GrowthX is an agency — you hire people who run AI visibility strategy and content production for you. Profound and Otterly are software platforms — you log in, configure tracking, and interpret the data yourself. The comparison appearing in search results reflects category confusion, not direct competition.
Further Reading
These are independent sources — not Findcraft content:
- 2026 AEO/GEO Benchmarks Report — Conductor. 13,770 domains, 3.3 billion sessions. The definitive AI traffic baseline.
- 10 AI Visibility Tracker Tools Tested — LLMClicks. The accuracy test that found zero hallucination detection across major trackers.
- 27+ AI Brand Visibility Tools Compared — Ekamoira. The most comprehensive capability-tier comparison available.
- State of GEO Q1 2026 — Superlines. Market overview including funding data and citation rate disparities.
- How Much Should You Pay for AI Visibility Tools? — Rankability. Pricing analysis across the market (note: Rankability is itself a tool reviewed in this post).
- Publishers Blocking AI Study — BuzzStream. Data on 79% of top news sites blocking AI training bots.
Incentive disclosure: Findcraft is an AI visibility consultancy — we sell the services this article discusses. That’s a conflict of interest worth naming. Findcraft also operates its own AI visibility scanner — a free tool that competes, at a basic level, with the products reviewed here.
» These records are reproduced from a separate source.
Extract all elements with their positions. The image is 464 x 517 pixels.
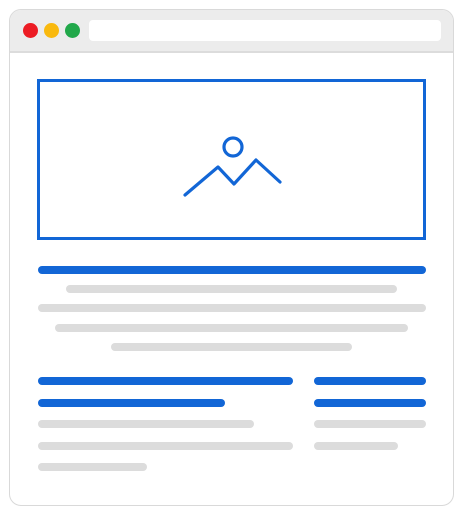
right-column-text-line xyxy=(314,420,426,428)
text-line xyxy=(111,343,352,351)
text-line xyxy=(55,324,408,332)
mountains-shape xyxy=(183,158,282,197)
hero-image-placeholder xyxy=(37,79,426,240)
title-bar xyxy=(10,10,453,53)
left-column-subheading-line xyxy=(38,399,225,407)
close-window-button[interactable] xyxy=(23,23,38,38)
left-column-heading-line xyxy=(38,377,293,385)
right-column-text-line xyxy=(314,442,398,450)
left-column-text-line xyxy=(38,420,254,428)
left-column-text-line xyxy=(38,463,147,471)
minimize-window-button[interactable] xyxy=(44,23,59,38)
left-column-text-line xyxy=(38,442,293,450)
text-line xyxy=(38,304,426,312)
text-line xyxy=(66,285,397,293)
maximize-window-button[interactable] xyxy=(65,23,80,38)
sun-shape xyxy=(222,136,244,158)
image-placeholder-icon xyxy=(183,136,282,197)
right-column-subheading-line xyxy=(314,399,426,407)
headline-line xyxy=(38,266,426,274)
browser-window xyxy=(9,9,454,506)
address-bar[interactable] xyxy=(89,20,441,41)
right-column-heading-line xyxy=(314,377,426,385)
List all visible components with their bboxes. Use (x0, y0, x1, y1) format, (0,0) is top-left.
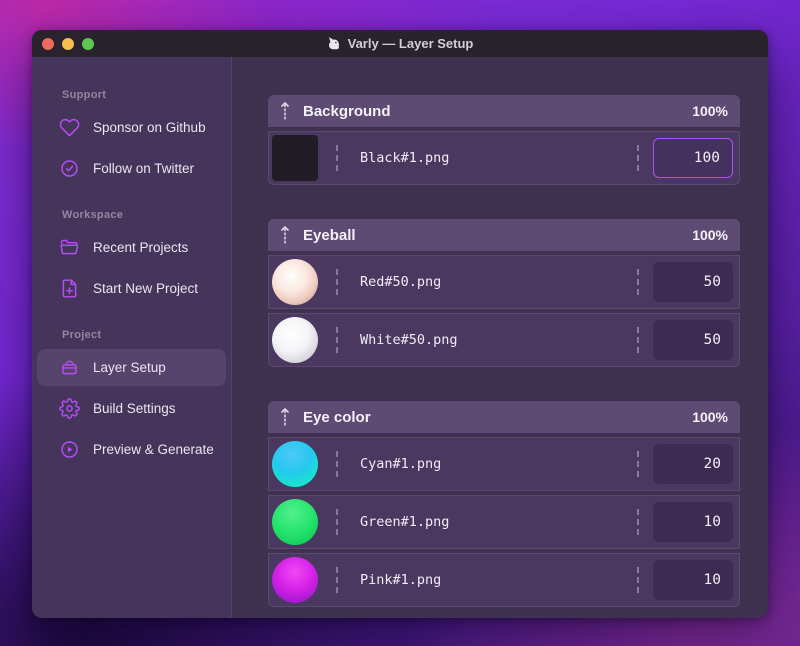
sidebar-item-label: Follow on Twitter (93, 161, 195, 176)
traffic-lights (42, 30, 94, 57)
sidebar-item-label: Layer Setup (93, 360, 166, 375)
layer-weight-input[interactable] (653, 444, 733, 484)
layer-group-header[interactable]: Eye color 100% (268, 401, 740, 433)
divider (336, 509, 338, 535)
layer-row: Pink#1.png (268, 553, 740, 607)
layer-group-weight: 100% (692, 103, 728, 119)
heart-icon (58, 117, 80, 139)
sidebar-item-label: Preview & Generate (93, 442, 214, 457)
divider (637, 145, 639, 171)
divider (336, 269, 338, 295)
layer-group-eyeball: Eyeball 100% Red#50.png White (268, 219, 740, 367)
layer-group-name: Eye color (303, 408, 371, 426)
divider (637, 509, 639, 535)
layer-weight-input[interactable] (653, 262, 733, 302)
divider (336, 451, 338, 477)
layer-group-name: Eyeball (303, 226, 356, 244)
layer-weight-input[interactable] (653, 138, 733, 178)
thumbnail-white-sphere (272, 317, 318, 363)
window-title-text: Varly — Layer Setup (347, 36, 474, 51)
sidebar-item-label: Recent Projects (93, 240, 189, 255)
sidebar: Support Sponsor on Github Follow on Twit… (32, 57, 232, 618)
verified-badge-icon (58, 158, 80, 180)
layer-filename: Red#50.png (360, 274, 442, 290)
layer-group-name: Background (303, 102, 391, 120)
layer-weight-input[interactable] (653, 320, 733, 360)
sidebar-item-label: Build Settings (93, 401, 176, 416)
layer-group-header[interactable]: Eyeball 100% (268, 219, 740, 251)
divider (637, 567, 639, 593)
layer-weight-input[interactable] (653, 502, 733, 542)
sidebar-item-layer-setup[interactable]: Layer Setup (37, 349, 226, 386)
layer-filename: Black#1.png (360, 150, 450, 166)
app-window: Varly — Layer Setup Support Sponsor on G… (32, 30, 768, 618)
sidebar-item-recent-projects[interactable]: Recent Projects (37, 229, 226, 266)
layers-box-icon (58, 357, 80, 379)
layer-row: Red#50.png (268, 255, 740, 309)
gear-icon (58, 398, 80, 420)
folder-icon (58, 237, 80, 259)
divider (637, 327, 639, 353)
thumbnail-red-sphere (272, 259, 318, 305)
titlebar[interactable]: Varly — Layer Setup (32, 30, 768, 57)
layer-row: Green#1.png (268, 495, 740, 549)
layer-group-weight: 100% (692, 227, 728, 243)
drag-handle-icon[interactable] (278, 224, 292, 246)
layer-group-header[interactable]: Background 100% (268, 95, 740, 127)
drag-handle-icon[interactable] (278, 100, 292, 122)
unicorn-icon (327, 36, 342, 51)
layer-filename: Cyan#1.png (360, 456, 442, 472)
layer-group-background: Background 100% Black#1.png (268, 95, 740, 185)
divider (637, 451, 639, 477)
layer-filename: White#50.png (360, 332, 458, 348)
drag-handle-icon[interactable] (278, 406, 292, 428)
divider (336, 145, 338, 171)
layer-filename: Pink#1.png (360, 572, 442, 588)
sidebar-section-workspace: Workspace (62, 209, 124, 221)
layer-group-eye-color: Eye color 100% Cyan#1.png Gre (268, 401, 740, 607)
divider (336, 567, 338, 593)
play-circle-icon (58, 439, 80, 461)
divider (637, 269, 639, 295)
thumbnail-pink-sphere (272, 557, 318, 603)
zoom-button[interactable] (82, 37, 94, 50)
divider (336, 327, 338, 353)
thumbnail-cyan-sphere (272, 441, 318, 487)
layer-weight-input[interactable] (653, 560, 733, 600)
layer-setup-panel: Background 100% Black#1.png 100 Eyeball … (232, 57, 768, 618)
sidebar-section-project: Project (62, 329, 102, 341)
sidebar-item-label: Start New Project (93, 281, 199, 296)
sidebar-item-label: Sponsor on Github (93, 120, 206, 135)
layer-row: Black#1.png (268, 131, 740, 185)
layer-row: Cyan#1.png (268, 437, 740, 491)
layer-row: White#50.png (268, 313, 740, 367)
sidebar-item-build-settings[interactable]: Build Settings (37, 390, 226, 427)
layer-group-weight: 100% (692, 409, 728, 425)
sidebar-item-follow-on-twitter[interactable]: Follow on Twitter (37, 150, 226, 187)
thumbnail-black-swatch (272, 135, 318, 181)
minimize-button[interactable] (62, 37, 74, 50)
sidebar-item-preview-generate[interactable]: Preview & Generate (37, 431, 226, 468)
desktop-background: Varly — Layer Setup Support Sponsor on G… (0, 0, 800, 646)
thumbnail-green-sphere (272, 499, 318, 545)
window-title: Varly — Layer Setup (327, 36, 474, 51)
layer-filename: Green#1.png (360, 514, 450, 530)
sidebar-section-support: Support (62, 89, 107, 101)
file-plus-icon (58, 278, 80, 300)
sidebar-item-start-new-project[interactable]: Start New Project (37, 270, 226, 307)
close-button[interactable] (42, 37, 54, 50)
sidebar-item-sponsor-on-github[interactable]: Sponsor on Github (37, 109, 226, 146)
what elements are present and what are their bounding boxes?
We’ve written this piece to be genuinely useful whether or not you ever contact us. But we’d be dishonest if we didn’t acknowledge that we benefit when businesses take AI visibility seriously. Read accordingly, verify independently, and trust your own judgement.
Content methodology: This post was produced through the M.A.R.C. methodology (Machine-Assisted, Research-driven, human-Curated content). AI tools assisted with research synthesis and drafting. A human reviewed all claims, verified all sources, and made all editorial decisions. Every statistic links to its primary source.